La musique réunit elle aussi les univers (la partition est composée pour batterie, clavier, violon, basse, contrebasse, guitare, mandoline). Elle réunit les couleurs dans des harmonies très rythmées, soutien précis envers les comédiens-chanteurs. Ces derniers endossent plusieurs rôles, usant des différents costumes réalisés par Mariane Delayre et surtout d’efficaces perruques. Sonorisés, ces comédiens, en plus de leurs interventions parlées et néanmoins rythmées, se font aussi chanteurs, versant davantage dans le parlé-chanté. Malgré son rôle timide d’Antonia, Candice Bouchet traduit son amour touchant par une voix agréablement ronde, aux tendres nuances et couleurs à propos de son timbre. Elle sait aussi se faire hilarante en historienne, se joignant à la danse folle (qui évoque l’épidémie dansante de 1518 à Strasbourg... tout en reprenant quelques références, dont les mouvements saccadés du Sacre du Printemps imaginés par Nijinski). Elise Caron est très naturelle en Iris, femme un peu illuminée, offrant une diction très maîtrisée, respectant avec précision son texte rythmé sans qu’il ne paraisse une contrainte. Ces qualités s’ajoutent à une voix chaleureuse et une présence pétillante. Pauline Collin et Ludmilla Dabo, respectivement Clyde et Mona, offrent une satire du monde politique avec Burn it, chanson à la limite du gospel, entonnée avec des inflexions de soul. Marie Desgranges fait entendre une voix fine et caressante pour sa Lilith, avec un mezzo légèrement râpeux et au vibrato serré pour en corser le caractère.
Emma Liégeois prête sa voix à Ludivine et interprète également en ouverture « Addio Corindo » extrait de L’Orontea, avec une voix fine et souple (le mélomane initié au baroque aurait sans doute souhaité un plus grand soutien, même en délicatesse, pour garantir sa justesse).
Les voix masculines se font moins vocales, bien que Jacques Verzier, le riche Cyriaque, fasse montre d’un chant légèrement nasal avec d’agréables grains dans les graves. La « petite-frappe » Tobias est incarnée par Antoine Sarrazin, avec une voix plutôt travaillée dans les contours bien que manquant d’assurance dans le soutien et de pleine présence. L’exercice du parlé-rythmé ne semble pas très naturel à Yannick Morzelle qui parvient néanmoins à donner une présence à un rôle assez ingrat, son personnage Anandré étant seul à la recherche d’un amour naissant (Elohim) et déjà perdu, atterrissant en pleine nuit sur une scène d’opéra pour y assister à une scène d’électrocution volontaire. Cette scène avec l’air « Tu es mort, bravo ! » reste une curiosité qui participe sans doute de la longueur de la fin de la pièce. Matthias Girbig offre une démonstration de comédie, incarnant Anatole, un faux stupide qui redécouvre l’amour et la vie. Sa maîtrise des registres et du rythme des paroles est particulièrement notable. Enfin, bien qu’un peu moins directement exposé en tant que serveur et réceptionniste, Alix Kuentz montre surtout ses talents de danseur, offrant quelques pas agiles.

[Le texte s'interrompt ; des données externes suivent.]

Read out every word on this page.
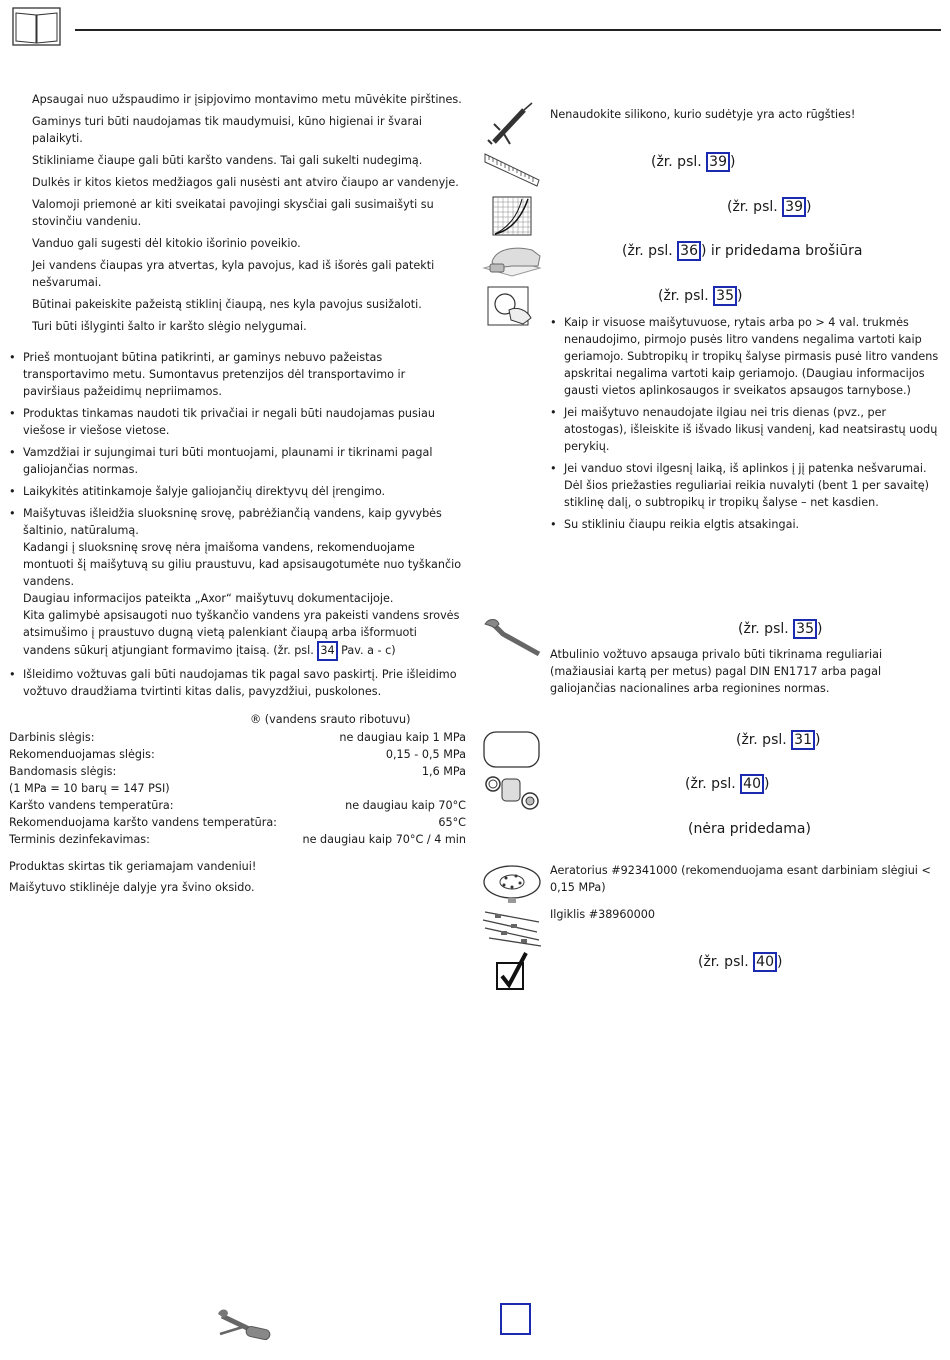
Apsaugai nuo užspaudimo ir įsipjovimo montavimo metu mūvėkite pirštines.

Gaminys turi būti naudojamas tik maudymuisi, kūno higienai ir švarai palaikyti.

Stikliniame čiaupe gali būti karšto vandens. Tai gali sukelti nudegimą.

Dulkės ir kitos kietos medžiagos gali nusėsti ant atviro čiaupo ar vandenyje.

Valomoji priemonė ar kiti sveikatai pavojingi skysčiai gali susimaišyti su stovinčiu vandeniu.

Vanduo gali sugesti dėl kitokio išorinio poveikio.

Jei vandens čiaupas yra atvertas, kyla pavojus, kad iš išorės gali patekti nešvarumai.

Būtinai pakeiskite pažeistą stiklinį čiaupą, nes kyla pavojus susižaloti.

Turi būti išlyginti šalto ir karšto slėgio nelygumai.

• Prieš montuojant būtina patikrinti, ar gaminys nebuvo pažeistas transportavimo metu. Sumontavus pretenzijos dėl transportavimo ir paviršiaus pažeidimų nepriimamos.
• Produktas tinkamas naudoti tik privačiai ir negali būti naudojamas pusiau viešose ir viešose vietose.
• Vamzdžiai ir sujungimai turi būti montuojami, plaunami ir tikrinami pagal galiojančias normas.
• Laikykitės atitinkamoje šalyje galiojančių direktyvų dėl įrengimo.
• Maišytuvas išleidžia sluoksninę srovę, pabrėžiančią vandens, kaip gyvybės šaltinio, natūralumą.
Kadangi į sluoksninę srovę nėra įmaišoma vandens, rekomenduojame montuoti šį maišytuvą su giliu praustuvu, kad apsisaugotumėte nuo tyškančio vandens.
Daugiau informacijos pateikta „Axor“ maišytuvų dokumentacijoje.
Kita galimybė apsisaugoti nuo tyškančio vandens yra pakeisti vandens srovės atsimušimo į praustuvo dugną vietą palenkiant čiaupą arba išformuoti vandens sūkurį atjungiant formavimo įtaisą. (žr. psl. 34 Pav. a - c)
• Išleidimo vožtuvas gali būti naudojamas tik pagal savo paskirtį. Prie išleidimo vožtuvo draudžiama tvirtinti kitas dalis, pavyzdžiui, puskolones.
® (vandens srauto ribotuvu)
Darbinis slėgis:	ne daugiau kaip 1 MPa
Rekomenduojamas slėgis:	0,15 - 0,5 MPa
Bandomasis slėgis:	1,6 MPa
(1 MPa = 10 barų = 147 PSI)
Karšto vandens temperatūra:	ne daugiau kaip 70°C
Rekomenduojama karšto vandens temperatūra:	65°C
Terminis dezinfekavimas:	ne daugiau kaip 70°C / 4 min
Produktas skirtas tik geriamajam vandeniui!
Maišytuvo stiklinėje dalyje yra švino oksido.
Nenaudokite silikono, kurio sudėtyje yra acto rūgšties!
(žr. psl. 39 )
(žr. psl. 39 )
(žr. psl. 36 ) ir pridedama brošiūra
(žr. psl. 35 )
• Kaip ir visuose maišytuvuose, rytais arba po > 4 val. trukmės nenaudojimo, pirmojo pusės litro vandens negalima vartoti kaip geriamojo. Subtropikų ir tropikų šalyse pirmasis pusė litro vandens apskritai negalima vartoti kaip geriamojo. (Daugiau informacijos gausti vietos aplinkosaugos ir sveikatos apsaugos tarnybose.)
• Jei maišytuvo nenaudojate ilgiau nei tris dienas (pvz., per atostogas), išleiskite iš išvado likusį vandenį, kad neatsirastų uodų perykių.
• Jei vanduo stovi ilgesnį laiką, iš aplinkos į jį patenka nešvarumai. Dėl šios priežasties reguliariai reikia nuvalyti (bent 1 per savaitę) stiklinę dalį, o subtropikų ir tropikų šalyse – net kasdien.
• Su stikliniu čiaupu reikia elgtis atsakingai.
(žr. psl. 35 )
Atbulinio vožtuvo apsauga privalo būti tikrinama reguliariai (mažiausiai kartą per metus) pagal DIN EN1717 arba pagal galiojančias nacionalines arba regionines normas.
(žr. psl. 31 )
(žr. psl. 40 )
(nėra pridedama)
Aeratorius #92341000 (rekomenduojama esant darbiniam slėgiui < 0,15 MPa)
Ilgiklis #38960000
(žr. psl. 40 )
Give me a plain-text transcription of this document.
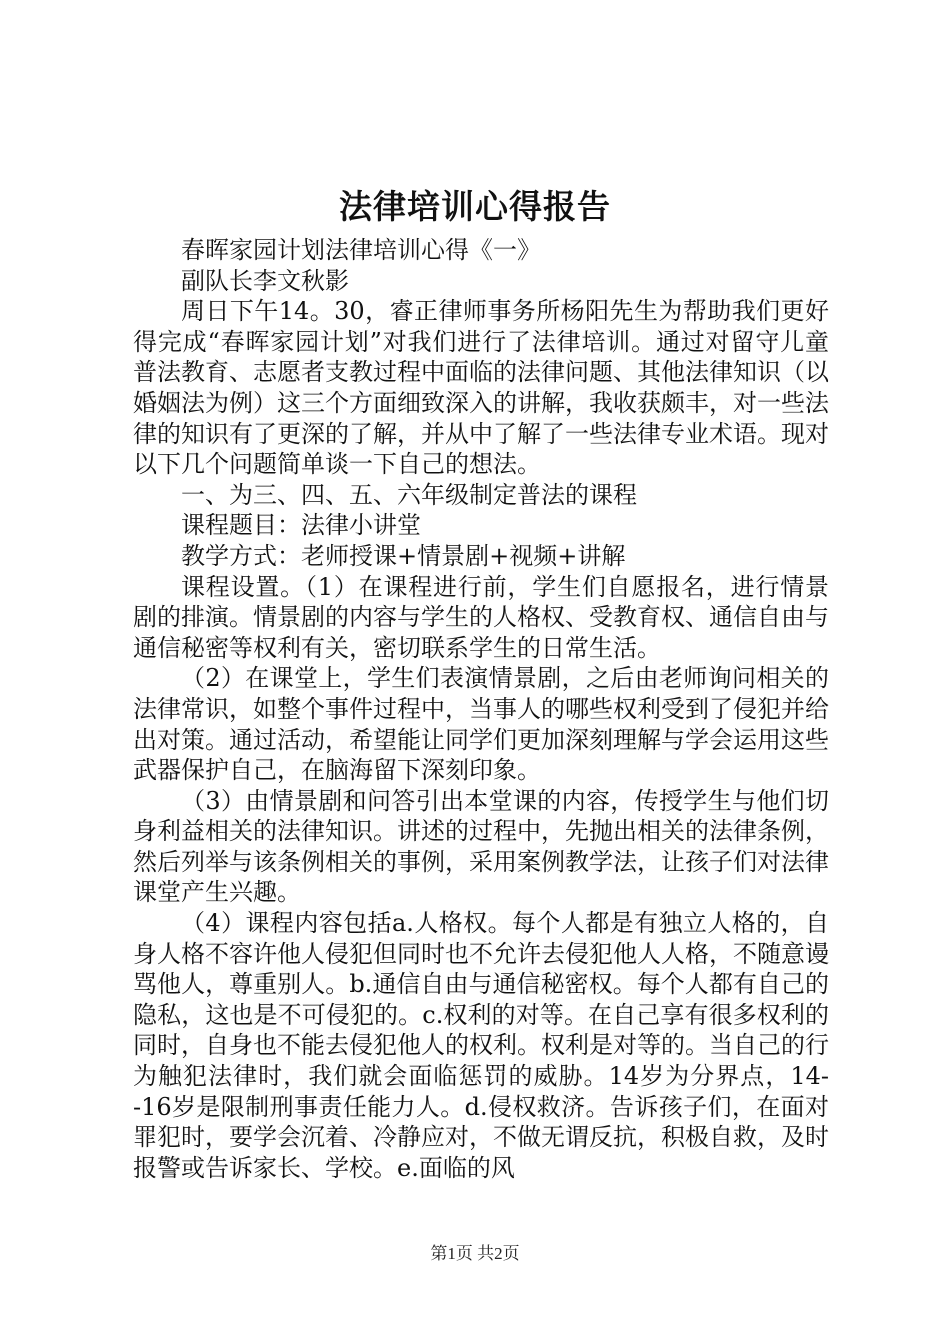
法律培训心得报告

春晖家园计划法律培训心得《一》

副队长李文秋影

周日下午14。30，睿正律师事务所杨阳先生为帮助我们更好得完成“春晖家园计划”对我们进行了法律培训。通过对留守儿童普法教育、志愿者支教过程中面临的法律问题、其他法律知识（以婚姻法为例）这三个方面细致深入的讲解，我收获颇丰，对一些法律的知识有了更深的了解，并从中了解了一些法律专业术语。现对以下几个问题简单谈一下自己的想法。

一、为三、四、五、六年级制定普法的课程

课程题目：法律小讲堂

教学方式：老师授课+情景剧+视频+讲解

课程设置。（1）在课程进行前，学生们自愿报名，进行情景剧的排演。情景剧的内容与学生的人格权、受教育权、通信自由与通信秘密等权利有关，密切联系学生的日常生活。

（2）在课堂上，学生们表演情景剧，之后由老师询问相关的法律常识，如整个事件过程中，当事人的哪些权利受到了侵犯并给出对策。通过活动，希望能让同学们更加深刻理解与学会运用这些武器保护自己，在脑海留下深刻印象。

（3）由情景剧和问答引出本堂课的内容，传授学生与他们切身利益相关的法律知识。讲述的过程中，先抛出相关的法律条例，然后列举与该条例相关的事例，采用案例教学法，让孩子们对法律课堂产生兴趣。

（4）课程内容包括a.人格权。每个人都是有独立人格的，自身人格不容许他人侵犯但同时也不允许去侵犯他人人格，不随意谩骂他人，尊重别人。b.通信自由与通信秘密权。每个人都有自己的隐私，这也是不可侵犯的。c.权利的对等。在自己享有很多权利的同时，自身也不能去侵犯他人的权利。权利是对等的。当自己的行为触犯法律时，我们就会面临惩罚的威胁。14岁为分界点，14--16岁是限制刑事责任能力人。d.侵权救济。告诉孩子们，在面对罪犯时，要学会沉着、冷静应对，不做无谓反抗，积极自救，及时报警或告诉家长、学校。e.面临的风

第1页 共2页
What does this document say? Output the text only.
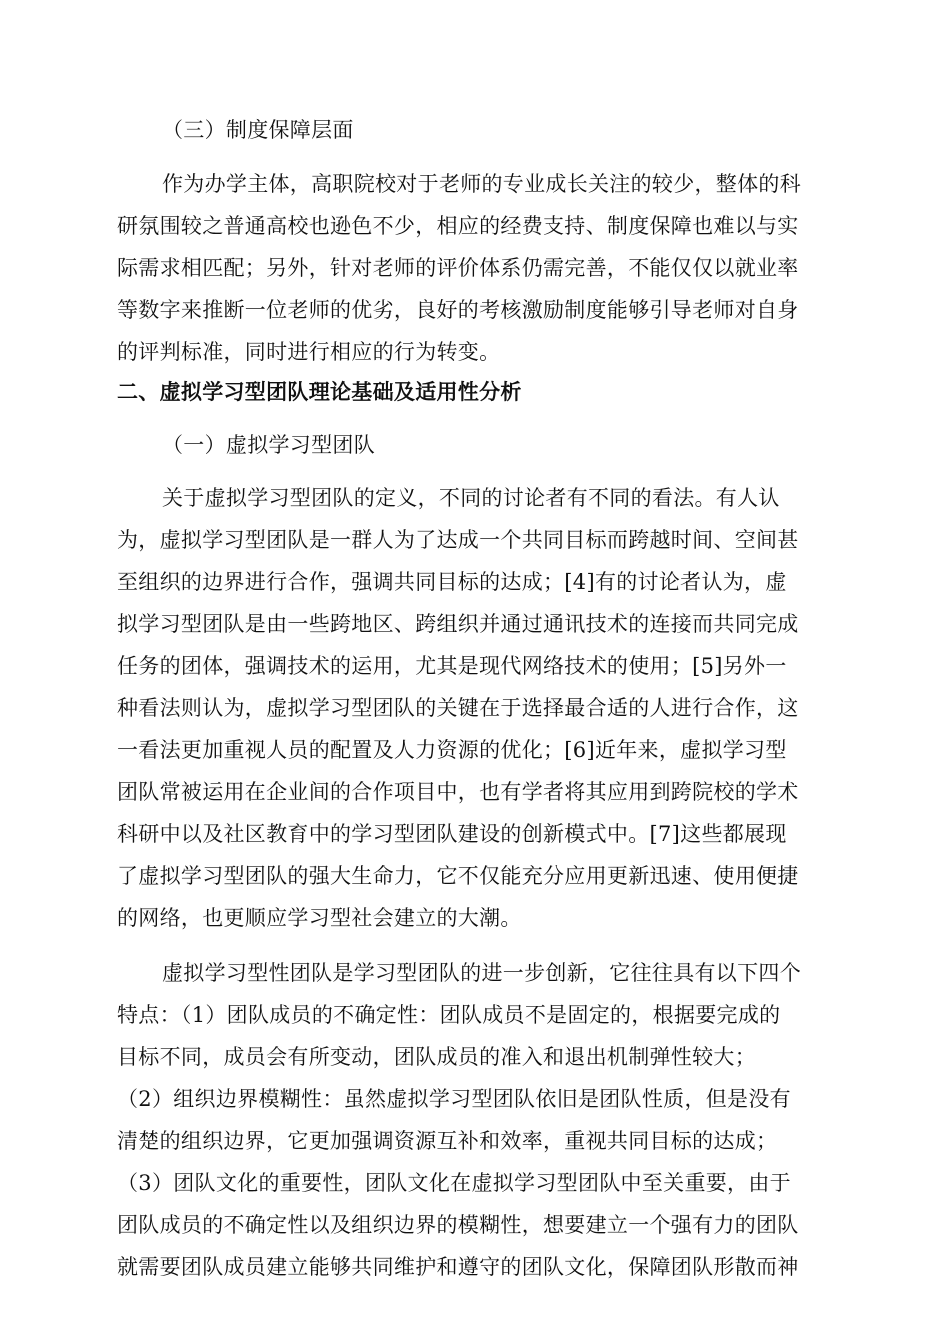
（三）制度保障层面
作为办学主体，高职院校对于老师的专业成长关注的较少，整体的科
研氛围较之普通高校也逊色不少，相应的经费支持、制度保障也难以与实
际需求相匹配；另外，针对老师的评价体系仍需完善，不能仅仅以就业率
等数字来推断一位老师的优劣，良好的考核激励制度能够引导老师对自身
的评判标准，同时进行相应的行为转变。
二、虚拟学习型团队理论基础及适用性分析
（一）虚拟学习型团队
关于虚拟学习型团队的定义，不同的讨论者有不同的看法。有人认
为，虚拟学习型团队是一群人为了达成一个共同目标而跨越时间、空间甚
至组织的边界进行合作，强调共同目标的达成；[4]有的讨论者认为，虚
拟学习型团队是由一些跨地区、跨组织并通过通讯技术的连接而共同完成
任务的团体，强调技术的运用，尤其是现代网络技术的使用；[5]另外一
种看法则认为，虚拟学习型团队的关键在于选择最合适的人进行合作，这
一看法更加重视人员的配置及人力资源的优化；[6]近年来，虚拟学习型
团队常被运用在企业间的合作项目中，也有学者将其应用到跨院校的学术
科研中以及社区教育中的学习型团队建设的创新模式中。[7]这些都展现
了虚拟学习型团队的强大生命力，它不仅能充分应用更新迅速、使用便捷
的网络，也更顺应学习型社会建立的大潮。
虚拟学习型性团队是学习型团队的进一步创新，它往往具有以下四个
特点：（1）团队成员的不确定性：团队成员不是固定的，根据要完成的
目标不同，成员会有所变动，团队成员的准入和退出机制弹性较大；
（2）组织边界模糊性：虽然虚拟学习型团队依旧是团队性质，但是没有
清楚的组织边界，它更加强调资源互补和效率，重视共同目标的达成；
（3）团队文化的重要性，团队文化在虚拟学习型团队中至关重要，由于
团队成员的不确定性以及组织边界的模糊性，想要建立一个强有力的团队
就需要团队成员建立能够共同维护和遵守的团队文化，保障团队形散而神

Par ses applaudissements, le public exprime sa grande satisfaction envers cette soirée divertissante et rythmée, portée par une musique dynamique et une mise en scène ingénieuse. Cependant, après le vif intérêt suscité par l'intrigue initiale et ses développements, une partie du public semble considérer que la durée dépassant les deux heures de ce spectacle, en délaye trop le dénouement. En salle comme sur scène et ailleurs, la force de l'amour et de sa passion n'a parfois qu'un temps (mesuré).